Apple is aware that some third-parties claim that their digital media players are able to sync with Apple software. However, Apple does not provide support for, or test for compatibility with, non-Apple digital media players and, because software changes over time, newer versions of Apple's iTunes software may no longer provide syncing functionality with non-Apple digital media players.

In other words, Apple is likely planning to try to lock the Palm Pre out of iTunes.  The move is contrary to Palm's expectations.  Last month when Palm investor Roger McNamee was asked whether Apple would try to lock the Pre out of iTunes, he responded, "I don’t think so. They are practically a monopolist and this is what consumers want. Consumers own all this media. I find it hard to believe that Apple will get bent out of shape."

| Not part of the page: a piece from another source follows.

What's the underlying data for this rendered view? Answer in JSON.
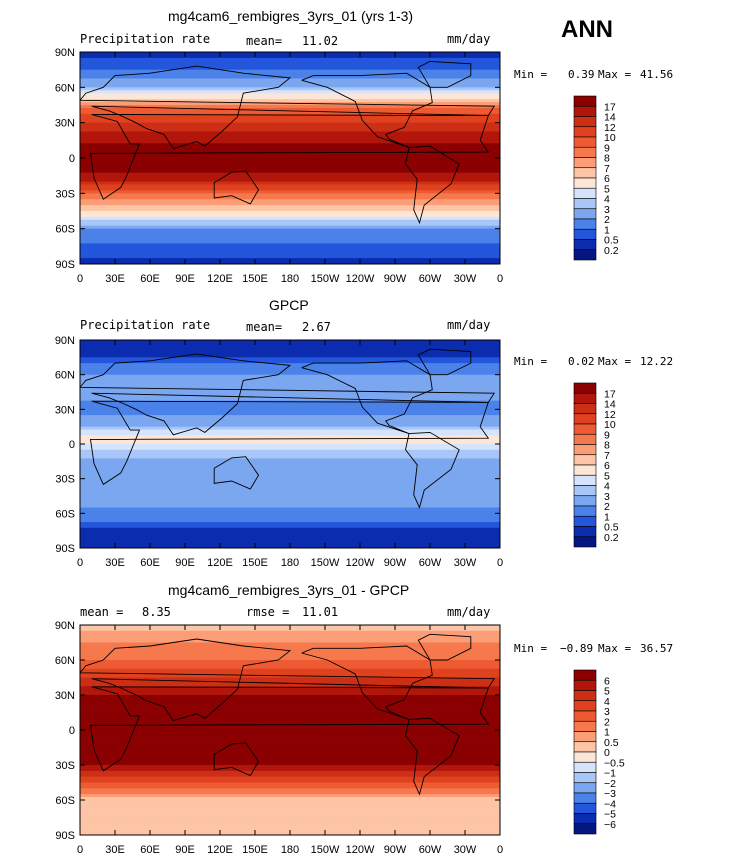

Palm spokeswoman Lynn Fox blasted back at Apple saying that if it makes such a move it will be hurting its customers, and she points out that Palm could switch to third party software, which Apple has been unable to lock out of iTunes.  She states, "Palm’s media sync works with the current version of iTunes.  If Apple chooses to disable media sync in a future version of iTunes, it will be a direct blow to their users who will be deprived of a seamless synchronization experience. However, people will have options. They can stay with the iTunes version that works to sync their music on their Pre, they can transfer the music via USB, and there are other third-party applications we could consider."

It's clear that feathers are ruffled so look for more developments in the future.  Apple has shown itself in the past more than willing to take action to lock out its products from third parties.  And Apple has already warned Palm and others that it may take legal action against them for "mimicking the iPhone" and using multi-touch, for which Apple holds a patent.